Marktbearbeitung zu hinterfragen

Der LRH empfiehlt der Kärnten Werbung den Kärntner Gast als Zielgruppe in die Marktbearbeitung aufzunehmen. Denn Nächtigungszahlen der Jahre 2015 bis 2019 zeigen, dass die Kärntner Gästegruppe mit 3,2 Millionen Nächtigungen über den Nächtigungen des Markts Italien lag. Im Jahr 2016 begann die Kärnten Werbung den Markt China eigenständig zu bewerben und wendete dafür von 2016 bis 2019 durchschnittlich rund 200.000 Euro pro Jahr auf. Damit hatte die Kärnten Werbung für den Markt China die höchsten Marketingausgaben pro erzielter Nächtigung. Der LRH empfiehlt der Kärnten Werbung den Umfang und die Instrumente für die Bearbeitung des chinesischen Markts zu überprüfen.

Sponsoring für „Wenn die Musi spielt“ überdenken

Die Kärnten Werbung nutzte Events mit touristischer Bedeutung in Kärnten, um die Marke Kärnten bekannter zu machen und Umsätze für die Kärntner Wirtschaft zu erzielen. Von 2015 bis 2019 gab sie für Events 6,4 Millionen Euro aus, wovon 76 Prozent auf fünf Hauptevents entfielen. Diese Ausgaben reduzierten sich um rund 2 Millionen Euro durch Kostenersätze von Tourismusregionen und -betrieben. Ein Ziel der Kärnten Werbung ist, den Frühling und Herbst zu beleben und damit die Saisonen zu verlängern. Die meisten gesponserten Events fielen jedoch in die Hauptsaison. Deswegen wurde damit das Ziel der Saisonverlängerung nicht erreicht. Das „Wenn die Musi spielt“ findet beispielsweise im Sommer und im Winter statt und auch die Gästezielgruppe entspricht nicht der definierten Markenstrategie der Kärnten Werbung. Deswegen empfiehlt der LRH das Sponsoring für dieses Event zu evaluieren.
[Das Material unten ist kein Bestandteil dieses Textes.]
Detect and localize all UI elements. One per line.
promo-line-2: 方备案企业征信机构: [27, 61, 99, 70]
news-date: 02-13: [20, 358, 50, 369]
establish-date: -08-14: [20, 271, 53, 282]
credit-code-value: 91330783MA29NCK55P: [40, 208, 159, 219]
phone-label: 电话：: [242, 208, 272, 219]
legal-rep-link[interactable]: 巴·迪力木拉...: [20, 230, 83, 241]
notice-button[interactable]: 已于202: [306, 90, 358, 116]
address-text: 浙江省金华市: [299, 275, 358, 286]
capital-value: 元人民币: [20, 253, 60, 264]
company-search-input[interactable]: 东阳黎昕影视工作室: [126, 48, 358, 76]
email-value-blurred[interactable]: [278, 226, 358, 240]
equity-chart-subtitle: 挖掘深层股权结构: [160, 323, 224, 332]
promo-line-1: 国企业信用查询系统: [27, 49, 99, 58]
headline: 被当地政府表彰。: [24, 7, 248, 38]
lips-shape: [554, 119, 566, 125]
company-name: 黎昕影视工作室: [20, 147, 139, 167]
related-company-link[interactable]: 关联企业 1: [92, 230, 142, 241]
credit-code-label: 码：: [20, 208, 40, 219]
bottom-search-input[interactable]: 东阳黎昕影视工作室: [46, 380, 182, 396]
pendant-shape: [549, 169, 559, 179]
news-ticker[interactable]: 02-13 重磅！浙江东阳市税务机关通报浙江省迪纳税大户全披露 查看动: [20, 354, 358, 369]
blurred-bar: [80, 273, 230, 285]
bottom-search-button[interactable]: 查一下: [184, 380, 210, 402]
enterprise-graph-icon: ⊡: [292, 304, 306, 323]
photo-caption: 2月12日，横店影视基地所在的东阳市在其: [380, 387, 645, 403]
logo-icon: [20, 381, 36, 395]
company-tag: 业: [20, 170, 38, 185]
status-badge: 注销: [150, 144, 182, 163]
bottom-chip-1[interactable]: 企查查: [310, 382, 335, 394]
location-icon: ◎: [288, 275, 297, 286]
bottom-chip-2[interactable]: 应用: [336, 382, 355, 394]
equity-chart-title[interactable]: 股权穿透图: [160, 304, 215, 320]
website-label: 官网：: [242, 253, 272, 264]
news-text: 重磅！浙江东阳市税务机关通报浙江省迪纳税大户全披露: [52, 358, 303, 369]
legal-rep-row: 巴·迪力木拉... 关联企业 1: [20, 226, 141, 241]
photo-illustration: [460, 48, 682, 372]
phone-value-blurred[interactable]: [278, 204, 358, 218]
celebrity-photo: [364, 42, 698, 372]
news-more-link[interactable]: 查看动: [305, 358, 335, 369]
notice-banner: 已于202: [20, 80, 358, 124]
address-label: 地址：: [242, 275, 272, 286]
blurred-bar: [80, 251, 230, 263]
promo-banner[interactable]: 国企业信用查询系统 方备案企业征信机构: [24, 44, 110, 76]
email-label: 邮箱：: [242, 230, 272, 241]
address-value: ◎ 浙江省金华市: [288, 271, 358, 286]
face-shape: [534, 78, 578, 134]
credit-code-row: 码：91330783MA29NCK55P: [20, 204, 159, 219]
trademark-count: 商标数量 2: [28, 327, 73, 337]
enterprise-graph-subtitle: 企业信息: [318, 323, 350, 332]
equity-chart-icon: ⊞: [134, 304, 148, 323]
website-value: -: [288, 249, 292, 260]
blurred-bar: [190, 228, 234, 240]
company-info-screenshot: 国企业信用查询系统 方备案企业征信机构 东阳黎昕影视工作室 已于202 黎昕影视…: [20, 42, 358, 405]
Den Bericht „Aufgaben, Personal sowie Rechts-und Beratungsaufwand in ausgewählten Unternehmen des Landes – Teil 3“ hat der Landesrechnungshof dem Kontrollausschuss, der Landesregierung und der Kärnten Werbung als geprüfter Stelle am 27. April 2021 zugestellt. Den vollständigen Bericht findet ihr auf der Website des Landesrechnungshofs.